Except for the crows, Zach was fearless. He’d glare down
doggies twice his size as they walked by on their leashes. Sometimes, he’d trot alongside
them, dart in close and hiss, then jump back gracefully, just micro
millimeters out of reach, when they’d lunge his way.
He especially loved tormenting Max, the cranky bijon frise
who lived across the street. Max spent most of the day cooped up in his living
room, barking from the picture window at pedestrians, cars, and Zach, who
enjoyed spending hours stretched out languorously on sunny patches of Max’s
driveway.
One day, Max came to our pool with his people. The
personality clash between our two pets was often a topic of conversation. We
speculated on what would happen, should we give Max freedom to act on his
urges. Would Zach finally get what was coming to him?

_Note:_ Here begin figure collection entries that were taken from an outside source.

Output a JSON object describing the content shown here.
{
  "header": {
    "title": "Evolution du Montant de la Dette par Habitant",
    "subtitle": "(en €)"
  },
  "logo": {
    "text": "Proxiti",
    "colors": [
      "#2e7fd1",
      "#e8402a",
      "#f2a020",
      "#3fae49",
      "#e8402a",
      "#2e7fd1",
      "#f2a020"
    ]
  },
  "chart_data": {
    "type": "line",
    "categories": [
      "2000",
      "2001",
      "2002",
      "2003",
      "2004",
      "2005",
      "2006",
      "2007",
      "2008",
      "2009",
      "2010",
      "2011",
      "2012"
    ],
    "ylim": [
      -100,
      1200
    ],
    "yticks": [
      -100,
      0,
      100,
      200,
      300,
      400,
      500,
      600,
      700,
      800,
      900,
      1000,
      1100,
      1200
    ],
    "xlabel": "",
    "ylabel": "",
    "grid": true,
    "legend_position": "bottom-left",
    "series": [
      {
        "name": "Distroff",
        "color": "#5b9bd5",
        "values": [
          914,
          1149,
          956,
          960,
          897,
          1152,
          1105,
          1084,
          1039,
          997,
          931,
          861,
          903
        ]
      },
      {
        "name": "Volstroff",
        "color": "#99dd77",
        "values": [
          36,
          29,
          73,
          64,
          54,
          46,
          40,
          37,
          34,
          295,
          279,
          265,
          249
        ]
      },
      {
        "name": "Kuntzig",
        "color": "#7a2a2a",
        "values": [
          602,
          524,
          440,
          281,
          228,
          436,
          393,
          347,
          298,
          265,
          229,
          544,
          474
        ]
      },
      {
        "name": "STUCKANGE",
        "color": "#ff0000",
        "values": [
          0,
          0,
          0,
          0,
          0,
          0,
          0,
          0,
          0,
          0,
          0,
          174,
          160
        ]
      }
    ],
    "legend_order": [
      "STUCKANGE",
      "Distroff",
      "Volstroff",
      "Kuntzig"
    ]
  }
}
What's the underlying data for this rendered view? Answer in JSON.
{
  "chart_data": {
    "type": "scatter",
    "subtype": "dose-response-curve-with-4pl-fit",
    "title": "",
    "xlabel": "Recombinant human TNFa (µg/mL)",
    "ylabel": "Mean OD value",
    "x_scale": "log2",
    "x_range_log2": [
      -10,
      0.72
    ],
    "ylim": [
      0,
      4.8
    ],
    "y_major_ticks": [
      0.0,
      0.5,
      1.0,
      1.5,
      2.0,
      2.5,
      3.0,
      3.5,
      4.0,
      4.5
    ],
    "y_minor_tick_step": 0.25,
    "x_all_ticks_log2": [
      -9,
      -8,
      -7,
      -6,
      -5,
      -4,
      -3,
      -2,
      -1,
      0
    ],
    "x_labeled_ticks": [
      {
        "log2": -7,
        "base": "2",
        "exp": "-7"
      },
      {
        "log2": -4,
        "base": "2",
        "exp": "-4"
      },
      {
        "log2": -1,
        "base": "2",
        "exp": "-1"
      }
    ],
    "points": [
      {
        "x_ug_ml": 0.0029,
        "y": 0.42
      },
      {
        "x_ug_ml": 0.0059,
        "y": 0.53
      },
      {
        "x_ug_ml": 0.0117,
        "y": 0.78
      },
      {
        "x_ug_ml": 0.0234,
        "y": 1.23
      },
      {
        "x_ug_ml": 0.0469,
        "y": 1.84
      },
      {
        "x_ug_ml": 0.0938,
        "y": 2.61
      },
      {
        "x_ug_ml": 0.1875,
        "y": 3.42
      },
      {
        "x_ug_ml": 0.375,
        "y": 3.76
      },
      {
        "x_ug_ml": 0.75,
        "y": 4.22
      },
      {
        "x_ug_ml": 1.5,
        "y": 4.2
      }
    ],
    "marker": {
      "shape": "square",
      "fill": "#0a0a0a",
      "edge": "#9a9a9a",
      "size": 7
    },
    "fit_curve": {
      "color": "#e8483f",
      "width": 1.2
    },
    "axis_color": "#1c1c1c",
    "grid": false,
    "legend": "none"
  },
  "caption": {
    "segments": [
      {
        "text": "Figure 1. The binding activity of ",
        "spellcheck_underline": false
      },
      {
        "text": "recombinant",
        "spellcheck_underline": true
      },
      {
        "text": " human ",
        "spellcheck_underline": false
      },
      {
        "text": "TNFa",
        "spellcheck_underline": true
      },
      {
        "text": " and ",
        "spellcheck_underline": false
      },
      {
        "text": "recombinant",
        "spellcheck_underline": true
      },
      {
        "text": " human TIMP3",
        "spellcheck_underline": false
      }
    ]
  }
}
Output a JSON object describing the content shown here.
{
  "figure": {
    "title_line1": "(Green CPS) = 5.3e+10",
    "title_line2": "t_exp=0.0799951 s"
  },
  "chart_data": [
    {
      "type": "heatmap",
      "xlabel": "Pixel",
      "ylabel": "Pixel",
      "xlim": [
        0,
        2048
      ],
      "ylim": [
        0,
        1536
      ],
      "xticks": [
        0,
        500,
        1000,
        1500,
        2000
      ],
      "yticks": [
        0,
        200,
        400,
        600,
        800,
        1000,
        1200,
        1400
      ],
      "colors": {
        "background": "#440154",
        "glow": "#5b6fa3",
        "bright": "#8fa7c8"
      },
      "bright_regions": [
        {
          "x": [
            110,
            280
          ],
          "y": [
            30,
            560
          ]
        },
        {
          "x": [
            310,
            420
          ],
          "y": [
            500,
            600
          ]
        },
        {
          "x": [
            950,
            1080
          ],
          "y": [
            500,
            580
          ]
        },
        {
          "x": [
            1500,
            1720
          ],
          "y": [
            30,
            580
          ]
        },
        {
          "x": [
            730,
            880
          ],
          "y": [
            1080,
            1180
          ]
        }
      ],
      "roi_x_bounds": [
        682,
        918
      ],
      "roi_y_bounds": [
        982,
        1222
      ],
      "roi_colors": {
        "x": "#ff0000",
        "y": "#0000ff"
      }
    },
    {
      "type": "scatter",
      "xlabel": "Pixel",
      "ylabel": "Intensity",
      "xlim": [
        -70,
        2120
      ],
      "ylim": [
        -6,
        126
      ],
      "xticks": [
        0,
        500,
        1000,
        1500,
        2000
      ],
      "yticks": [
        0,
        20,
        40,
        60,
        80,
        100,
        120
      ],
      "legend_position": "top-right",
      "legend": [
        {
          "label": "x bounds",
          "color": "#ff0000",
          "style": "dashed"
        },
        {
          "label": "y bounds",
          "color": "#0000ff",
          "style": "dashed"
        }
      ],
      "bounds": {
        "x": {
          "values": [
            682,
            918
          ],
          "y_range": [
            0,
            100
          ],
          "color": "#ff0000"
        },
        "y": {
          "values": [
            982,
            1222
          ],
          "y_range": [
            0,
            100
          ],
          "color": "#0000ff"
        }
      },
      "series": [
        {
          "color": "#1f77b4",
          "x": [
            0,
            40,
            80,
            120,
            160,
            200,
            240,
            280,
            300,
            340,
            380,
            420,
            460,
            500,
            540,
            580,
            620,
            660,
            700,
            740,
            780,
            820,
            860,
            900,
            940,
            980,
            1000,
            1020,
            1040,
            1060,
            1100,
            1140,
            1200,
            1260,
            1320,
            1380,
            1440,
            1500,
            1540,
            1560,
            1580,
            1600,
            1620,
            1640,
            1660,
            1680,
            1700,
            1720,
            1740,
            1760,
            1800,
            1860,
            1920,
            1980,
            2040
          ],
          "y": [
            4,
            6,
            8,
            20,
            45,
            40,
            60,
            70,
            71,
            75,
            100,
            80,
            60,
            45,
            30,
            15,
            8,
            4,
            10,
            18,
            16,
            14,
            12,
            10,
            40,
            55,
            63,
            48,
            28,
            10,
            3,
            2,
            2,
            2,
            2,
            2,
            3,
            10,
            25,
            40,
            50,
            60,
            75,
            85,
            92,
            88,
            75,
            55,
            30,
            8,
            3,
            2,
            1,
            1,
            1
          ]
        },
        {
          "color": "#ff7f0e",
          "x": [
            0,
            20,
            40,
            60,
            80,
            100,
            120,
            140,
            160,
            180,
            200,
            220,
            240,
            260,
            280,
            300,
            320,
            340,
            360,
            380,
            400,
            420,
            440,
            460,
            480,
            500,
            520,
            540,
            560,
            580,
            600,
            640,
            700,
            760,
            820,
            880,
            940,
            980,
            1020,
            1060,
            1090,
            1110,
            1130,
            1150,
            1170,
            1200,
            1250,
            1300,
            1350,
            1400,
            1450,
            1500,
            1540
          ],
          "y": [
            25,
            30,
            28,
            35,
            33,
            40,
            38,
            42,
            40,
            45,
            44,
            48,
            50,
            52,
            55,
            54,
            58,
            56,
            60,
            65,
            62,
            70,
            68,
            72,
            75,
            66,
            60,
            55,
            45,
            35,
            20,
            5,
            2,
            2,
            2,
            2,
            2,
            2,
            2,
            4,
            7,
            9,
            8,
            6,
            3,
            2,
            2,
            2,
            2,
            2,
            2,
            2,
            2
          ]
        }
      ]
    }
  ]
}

From his perch high above us on the deck railing, Zach
watched us coo and fuss over Max. He sat there alert, ears pricked, body tense,
a soldier ready for attack.
My neighbor Greta unleashed the unsuspecting moppet,
and followed behind him as he sniffed at our feet, pawed at a spider, then walked
toward the pool. He licked at the water a bit, lost interest in it, then made
his way to some bushes. I watched,
fascinated. I wasn’t used to a pet that was so obedient and sweet.
The attack by Zach came out of nowhere. None of us were
ready. One minute, all was quiet and calm. Then with a hiss, Zach leaped from
the bushes, Max whined and took off, with Zach right behind him. They circled the pool once, twice, three times, four. Max put up
a good fight at first, but quickly his energy flagged. His short clumsy gait was no match for Zach's elegant bounding. The distance between
them narrowed. Greta grabbed at Max. I went for Zach. Our efforts
were useless. Our hysterical laughing crippled us.
Just as Zach closed in, Max vaulted like an Olympian, and landed with
a splash in the middle of the deep end.
Zach stopped short, and just missed falling in himself. He sat back on his haunches and watched Max
paddle toward the shallow end, where Greta stood on the stairs calling him. Zach watched Max climb out of the pool and shake off the wet, then lie down on
a sunny patch next to his mother’s chair.
I braced myself for Zach to attack again, but he didn’t.
Instead he licked himself a bit, then trotted toward us. He gave Max no more
than a cursory glance, curled up in the shade under my lounge chair, just
inches from his soaked archenemy, and fell asleep.